Selected? – a checkbox for selecting spectra (see “Extract spectra for further analysis”).

Annotations – how many annotations (amino acid sequence, modifications etc.) the peptide

has.

Spectra – a visualization of the match between each spectra pair.

It is possible to sort the results by clicking inside a header in the table. The annotation information

can be viewed by clicking on the number stating the number of annotations for a certain spectra.

Note that even if the number is 0, there can still be information regarding similarity to other peptide

spectra and in which mass spectrometry runs the peptide has appeared in.

MARK ANNOTATIONS AS CHECKED

Run the script called markchecked.pl. The input parameters is a text file containing the id’s of the

peptides you want to mark as checked and if you want to mark or unmark the annotations as

checked. To mark as checked, simply type “mark” as the second parameter and “unmark” if you want

to unmark them as checked.

Example, marking annotations for the id’s in id_list.txt as checked: perl markchecked.pl id_list.txt

mark

The id list file should contain one id per row and look something like this:

Peptide_id_23512.42.123 Peptide_id_28512.12.163 Peptide_id_97126.26.525 …

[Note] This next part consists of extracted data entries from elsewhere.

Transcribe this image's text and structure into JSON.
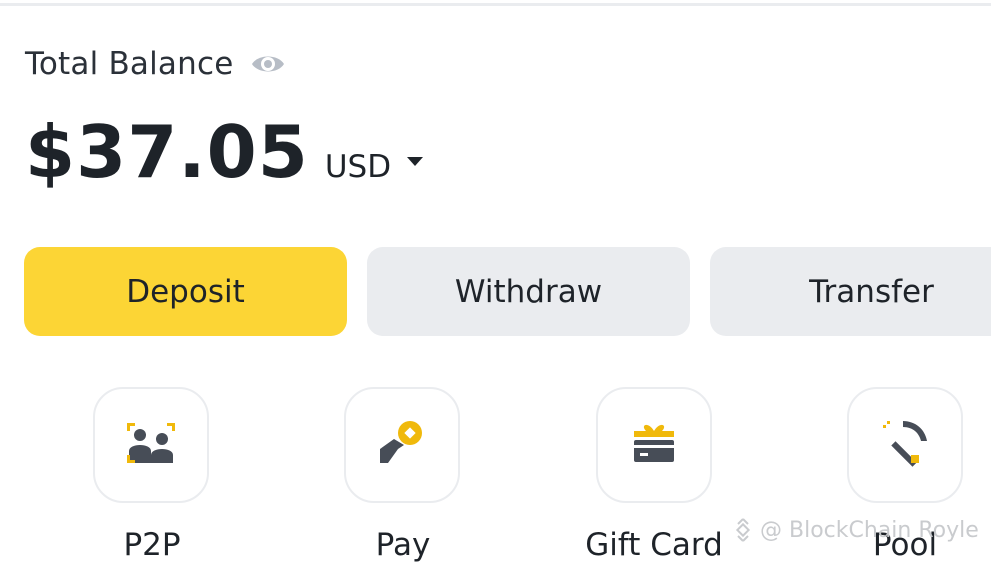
{
  "balance": {
    "label": "Total Balance",
    "amount": "$37.05",
    "currency": "USD",
    "eye_icon": "eye-icon",
    "dropdown_icon": "caret-down-icon"
  },
  "actions": {
    "deposit": "Deposit",
    "withdraw": "Withdraw",
    "transfer": "Transfer"
  },
  "shortcuts": [
    {
      "label": "P2P",
      "icon": "p2p-icon"
    },
    {
      "label": "Pay",
      "icon": "pay-icon"
    },
    {
      "label": "Gift Card",
      "icon": "gift-card-icon"
    },
    {
      "label": "Pool",
      "icon": "pickaxe-icon"
    }
  ],
  "watermark": {
    "text": "@ BlockChain Royle",
    "icon": "binance-logo-icon"
  },
  "colors": {
    "accent": "#fcd535",
    "secondary_button": "#eaecef",
    "text": "#1e2329"
  }
}
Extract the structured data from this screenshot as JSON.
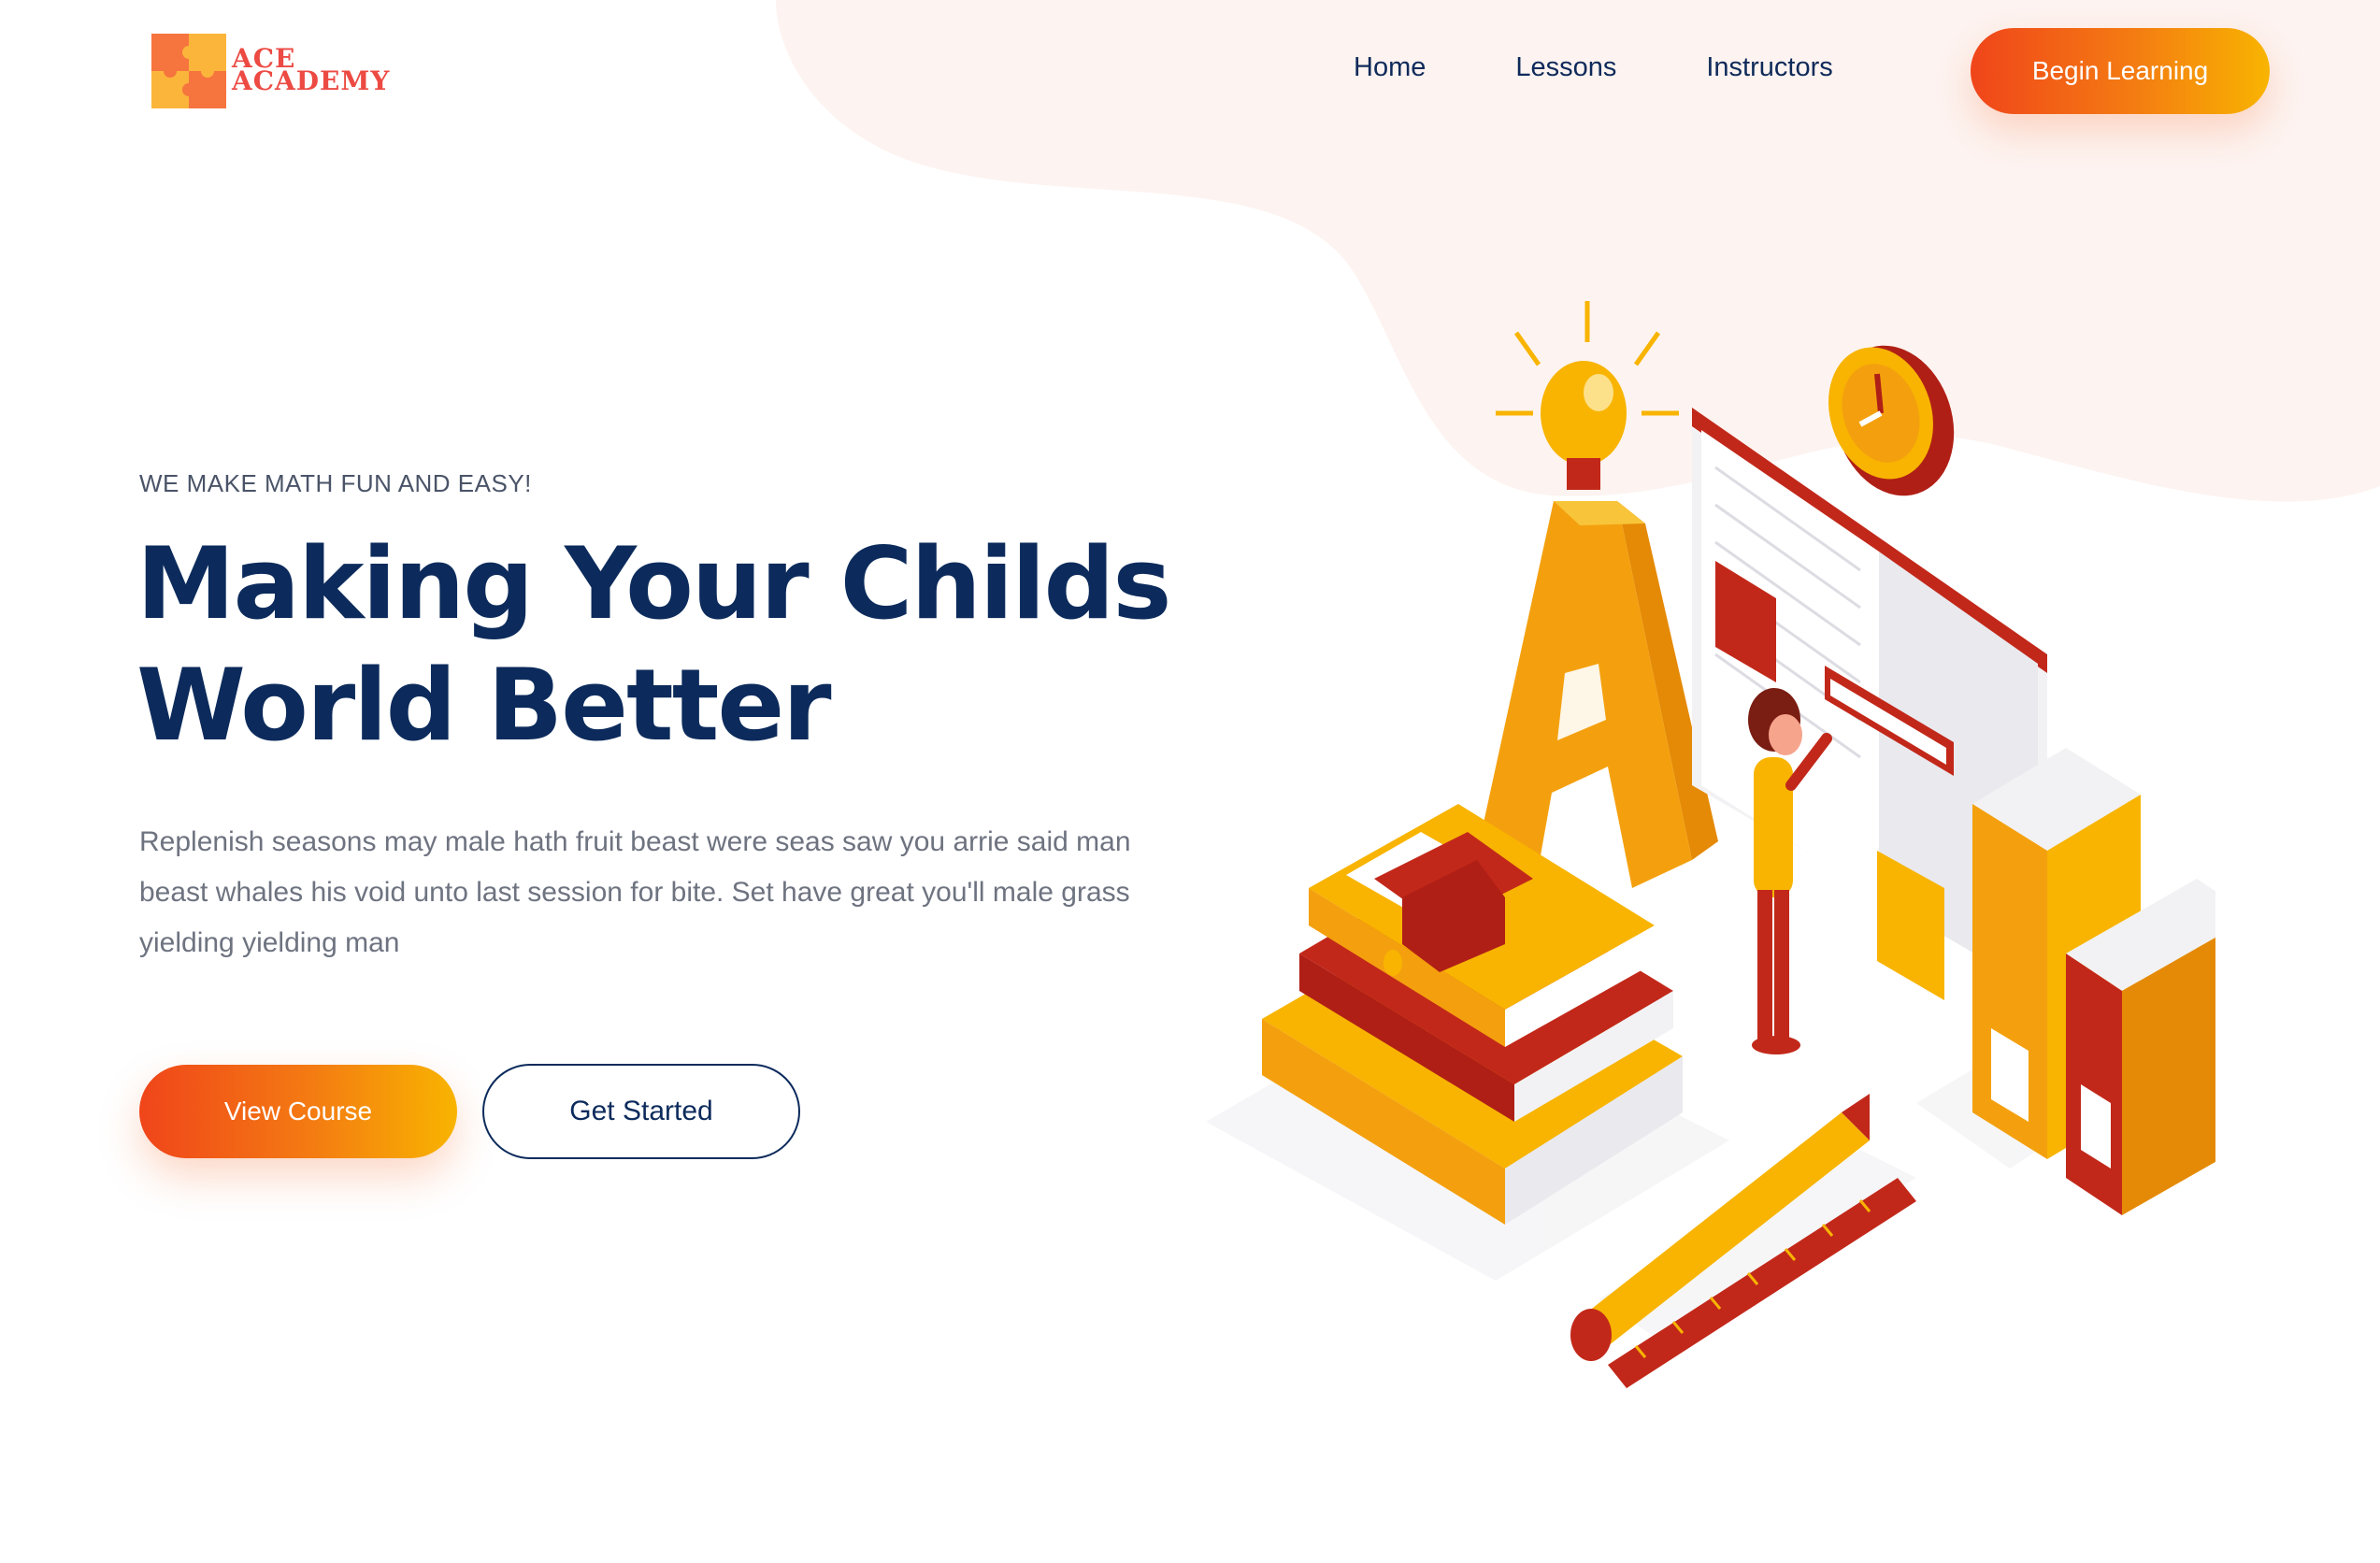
{
  "logo": {
    "line1": "ACE",
    "line2": "ACADEMY"
  },
  "nav": {
    "items": [
      {
        "label": "Home"
      },
      {
        "label": "Lessons"
      },
      {
        "label": "Instructors"
      }
    ],
    "cta_label": "Begin Learning"
  },
  "hero": {
    "eyebrow": "WE MAKE MATH FUN AND EASY!",
    "title_line1": "Making Your Childs",
    "title_line2": "World Better",
    "body": "Replenish seasons may male hath fruit beast were seas saw you arrie said man beast whales his void unto last session for bite. Set have great you'll male grass yielding yielding man",
    "primary_button": "View Course",
    "secondary_button": "Get Started"
  },
  "colors": {
    "brand_navy": "#0c2b5c",
    "gradient_start": "#f0451a",
    "gradient_end": "#f8b400",
    "blob": "#fdf3f0",
    "logo_red": "#ec4a43"
  },
  "illustration": {
    "letter": "A",
    "icons": [
      "lightbulb-icon",
      "clock-icon",
      "graduation-cap-icon",
      "pencil-icon",
      "ruler-icon",
      "books-icon",
      "binders-icon"
    ]
  }
}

EXTRACT SPECTRA FOR FURTHER ANALYSIS

In the search result view, mark the checkboxes for the spectra you are interested in and click

“Confirm peptides”. Allow the ActiveX control to run if prompted by the browser (i.e. click “yes” in

the pop-up window). This creates a file with selected spectra id’s that is saved in Libsearch/Searches

and is named after the query file plus “_spectralist”. For example, if a query is named

“SpectFile3.mgf” then the file with the id’s is called “SpectFile3_spectralist”.

Run the script PrepareQueryMGF.pl and use the id file discussed above and the location of the mgf

file that was used in the query. If the file “MySpectraFile123.mgf” is in C:\files\mgfdata, the following

command would be given: perl PrepareQueryMGF.pl C:\files\mgfdata SpectFile3_spectralist

This creates an mgf file called “SpectFile3_spectra.mgf” in this example, which is saved in

Libsearch/Searches. The file contains the full spectrum information for each spectrum where the

checkbox was marked in the search result view. This information consists of: precursor mass, charge,

scans, retention time as well as m/z and intensity for each peak.